Late-April spring skiing on corn from the Alps to North America. Val d'Isère, Verbier and Telluride sit at 0 to 2°C; all 16 qualifying resorts report corn.
Val d'Isère leads the list today at 0°C, serving a textbook spring surface across its higher groomers and upper bowls. Patrol reports and piste maintenance logs both point to well-developed corn, firm in the mornings and predictable on steep pitches. That steady temperature keeps edges engaged and transitions straightforward, which is exactly what spring skiers chase. It stands out among 16 qualifying resorts running corn conditions this morning.

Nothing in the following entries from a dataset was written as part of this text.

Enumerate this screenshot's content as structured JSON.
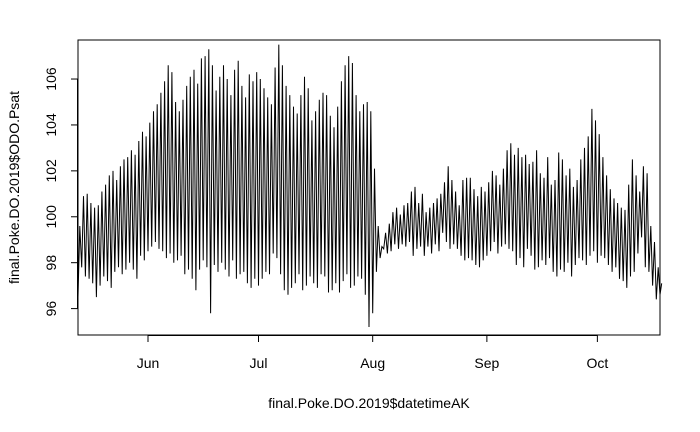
{
  "chart_data": {
    "type": "line",
    "title": "",
    "xlabel": "final.Poke.DO.2019$datetimeAK",
    "ylabel": "final.Poke.DO.2019$ODO.Psat",
    "x_range": [
      "2019-05-13",
      "2019-10-18"
    ],
    "ylim": [
      94.85,
      107.7
    ],
    "x_ticks": [
      {
        "date": "2019-06-01",
        "label": "Jun"
      },
      {
        "date": "2019-07-01",
        "label": "Jul"
      },
      {
        "date": "2019-08-01",
        "label": "Aug"
      },
      {
        "date": "2019-09-01",
        "label": "Sep"
      },
      {
        "date": "2019-10-01",
        "label": "Oct"
      }
    ],
    "y_ticks": [
      96,
      98,
      100,
      102,
      104,
      106
    ],
    "grid": false,
    "legend": "none",
    "line_color": "#000000",
    "series": [
      {
        "interval": "daily",
        "x": [
          "2019-05-13",
          "2019-05-14",
          "2019-05-15",
          "2019-05-16",
          "2019-05-17",
          "2019-05-18",
          "2019-05-19",
          "2019-05-20",
          "2019-05-21",
          "2019-05-22",
          "2019-05-23",
          "2019-05-24",
          "2019-05-25",
          "2019-05-26",
          "2019-05-27",
          "2019-05-28",
          "2019-05-29",
          "2019-05-30",
          "2019-05-31",
          "2019-06-01",
          "2019-06-02",
          "2019-06-03",
          "2019-06-04",
          "2019-06-05",
          "2019-06-06",
          "2019-06-07",
          "2019-06-08",
          "2019-06-09",
          "2019-06-10",
          "2019-06-11",
          "2019-06-12",
          "2019-06-13",
          "2019-06-14",
          "2019-06-15",
          "2019-06-16",
          "2019-06-17",
          "2019-06-18",
          "2019-06-19",
          "2019-06-20",
          "2019-06-21",
          "2019-06-22",
          "2019-06-23",
          "2019-06-24",
          "2019-06-25",
          "2019-06-26",
          "2019-06-27",
          "2019-06-28",
          "2019-06-29",
          "2019-06-30",
          "2019-07-01",
          "2019-07-02",
          "2019-07-03",
          "2019-07-04",
          "2019-07-05",
          "2019-07-06",
          "2019-07-07",
          "2019-07-08",
          "2019-07-09",
          "2019-07-10",
          "2019-07-11",
          "2019-07-12",
          "2019-07-13",
          "2019-07-14",
          "2019-07-15",
          "2019-07-16",
          "2019-07-17",
          "2019-07-18",
          "2019-07-19",
          "2019-07-20",
          "2019-07-21",
          "2019-07-22",
          "2019-07-23",
          "2019-07-24",
          "2019-07-25",
          "2019-07-26",
          "2019-07-27",
          "2019-07-28",
          "2019-07-29",
          "2019-07-30",
          "2019-07-31",
          "2019-08-01",
          "2019-08-02",
          "2019-08-03",
          "2019-08-04",
          "2019-08-05",
          "2019-08-06",
          "2019-08-07",
          "2019-08-08",
          "2019-08-09",
          "2019-08-10",
          "2019-08-11",
          "2019-08-12",
          "2019-08-13",
          "2019-08-14",
          "2019-08-15",
          "2019-08-16",
          "2019-08-17",
          "2019-08-18",
          "2019-08-19",
          "2019-08-20",
          "2019-08-21",
          "2019-08-22",
          "2019-08-23",
          "2019-08-24",
          "2019-08-25",
          "2019-08-26",
          "2019-08-27",
          "2019-08-28",
          "2019-08-29",
          "2019-08-30",
          "2019-08-31",
          "2019-09-01",
          "2019-09-02",
          "2019-09-03",
          "2019-09-04",
          "2019-09-05",
          "2019-09-06",
          "2019-09-07",
          "2019-09-08",
          "2019-09-09",
          "2019-09-10",
          "2019-09-11",
          "2019-09-12",
          "2019-09-13",
          "2019-09-14",
          "2019-09-15",
          "2019-09-16",
          "2019-09-17",
          "2019-09-18",
          "2019-09-19",
          "2019-09-20",
          "2019-09-21",
          "2019-09-22",
          "2019-09-23",
          "2019-09-24",
          "2019-09-25",
          "2019-09-26",
          "2019-09-27",
          "2019-09-28",
          "2019-09-29",
          "2019-09-30",
          "2019-10-01",
          "2019-10-02",
          "2019-10-03",
          "2019-10-04",
          "2019-10-05",
          "2019-10-06",
          "2019-10-07",
          "2019-10-08",
          "2019-10-09",
          "2019-10-10",
          "2019-10-11",
          "2019-10-12",
          "2019-10-13",
          "2019-10-14",
          "2019-10-15",
          "2019-10-16",
          "2019-10-17",
          "2019-10-18"
        ],
        "max": [
          99.6,
          100.9,
          101.0,
          100.6,
          100.4,
          100.5,
          101.1,
          101.4,
          101.8,
          102.0,
          101.6,
          102.2,
          102.5,
          102.6,
          102.9,
          102.7,
          103.3,
          103.7,
          103.5,
          104.1,
          104.6,
          104.9,
          105.4,
          105.9,
          106.6,
          106.3,
          105.0,
          104.6,
          105.1,
          105.7,
          106.1,
          106.4,
          105.8,
          106.9,
          107.0,
          107.3,
          106.6,
          105.5,
          106.1,
          106.6,
          106.0,
          105.3,
          106.4,
          106.8,
          105.7,
          105.2,
          106.2,
          105.9,
          106.3,
          106.0,
          105.6,
          105.2,
          104.9,
          106.5,
          107.5,
          106.6,
          105.7,
          105.3,
          104.8,
          104.5,
          105.3,
          106.1,
          105.6,
          104.2,
          104.6,
          105.1,
          105.4,
          105.3,
          104.4,
          103.9,
          104.8,
          105.9,
          106.6,
          107.0,
          106.7,
          105.3,
          104.6,
          104.9,
          105.0,
          104.6,
          102.1,
          99.6,
          98.7,
          99.3,
          99.7,
          100.2,
          100.4,
          100.1,
          100.5,
          100.6,
          101.1,
          101.3,
          100.6,
          101.0,
          100.2,
          100.4,
          100.6,
          100.8,
          101.0,
          101.5,
          102.2,
          101.6,
          101.1,
          100.5,
          101.6,
          101.7,
          101.7,
          101.2,
          100.9,
          101.3,
          101.1,
          101.5,
          102.0,
          101.8,
          101.4,
          102.1,
          102.9,
          103.2,
          102.7,
          103.0,
          102.6,
          102.7,
          102.3,
          102.4,
          102.9,
          101.9,
          101.7,
          102.6,
          101.4,
          101.6,
          102.8,
          102.5,
          101.8,
          102.1,
          101.3,
          101.6,
          102.5,
          103.0,
          103.5,
          104.7,
          104.2,
          103.6,
          102.6,
          101.8,
          101.2,
          100.8,
          100.6,
          100.4,
          100.3,
          101.4,
          102.5,
          101.8,
          101.1,
          102.2,
          101.9,
          99.6,
          98.9,
          97.8,
          97.1
        ],
        "min": [
          96.5,
          97.8,
          97.4,
          97.3,
          97.1,
          96.5,
          97.0,
          97.4,
          97.2,
          96.9,
          97.6,
          97.8,
          97.5,
          97.7,
          98.0,
          97.7,
          97.3,
          98.3,
          98.1,
          98.5,
          98.7,
          98.9,
          98.6,
          98.5,
          98.2,
          98.4,
          98.0,
          98.1,
          98.3,
          97.5,
          97.7,
          97.3,
          96.8,
          97.7,
          98.1,
          97.8,
          95.8,
          97.9,
          97.6,
          98.0,
          97.7,
          97.4,
          98.1,
          97.3,
          97.5,
          97.6,
          97.1,
          96.9,
          97.3,
          97.0,
          97.3,
          97.6,
          97.5,
          98.4,
          98.2,
          97.5,
          96.8,
          96.6,
          96.9,
          97.1,
          97.5,
          96.8,
          97.0,
          97.4,
          97.1,
          96.9,
          97.5,
          97.4,
          96.7,
          96.8,
          97.1,
          96.7,
          97.2,
          97.5,
          96.9,
          97.0,
          97.4,
          97.3,
          96.6,
          95.2,
          95.8,
          97.6,
          98.2,
          98.6,
          98.4,
          98.5,
          98.8,
          98.6,
          98.8,
          98.7,
          98.9,
          98.3,
          98.6,
          98.7,
          98.3,
          98.7,
          98.4,
          98.8,
          98.5,
          99.3,
          98.9,
          98.6,
          98.8,
          98.6,
          98.3,
          98.1,
          98.2,
          98.1,
          97.9,
          97.8,
          98.1,
          98.3,
          98.5,
          98.9,
          98.4,
          98.7,
          98.8,
          98.6,
          98.5,
          97.9,
          98.2,
          97.8,
          98.6,
          98.3,
          97.7,
          97.8,
          98.1,
          97.9,
          98.2,
          97.6,
          97.4,
          97.7,
          97.6,
          98.0,
          97.4,
          97.9,
          98.2,
          98.1,
          97.9,
          98.3,
          98.5,
          98.0,
          98.3,
          98.2,
          97.9,
          97.6,
          97.8,
          97.3,
          97.2,
          96.9,
          97.4,
          97.6,
          98.4,
          99.1,
          97.8,
          97.6,
          97.0,
          96.4,
          96.6
        ]
      }
    ]
  }
}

The Alps dominate the picture, with Verbier at 1°C and Lech/Zürs at 3°C, while Livigno measures 4°C; all of them are showing classic corn on groomed runs and sun-exposed aspects. Telluride is the coolest of the North American cluster at 2°C, and its high, shaded lines will hold firmer early in the day. Jackson Hole and Big Sky both read 5°C, Alta sits at 4°C and Winter Park at 5°C, signaling a broad melt-freeze rhythm across the western United States. Hakuba Valley reports corn at 5°C, so Japan is running the same spring template. The remaining qualifiers follow the same pattern, light on fresh accumulation but delivering reliable morning firmness and predictable afternoon softening.
With daytime temperatures clustered between 0°C and 5°C, conditions are leaning toward classic spring corn cycles: firm, supportive snow first thing, then softening on solar aspects as the day warms. That pattern favours short, early laps and well-tuned edges, and it makes aspect and elevation the main variables in snow quality for the next day or two. No new accumulations are reported across the sample, so coverage will remain season-dependent; expect the best corn on higher pistes, north-facing runs and groomed corridors, and take extra care where cover thins on lower, sun-baked terrain.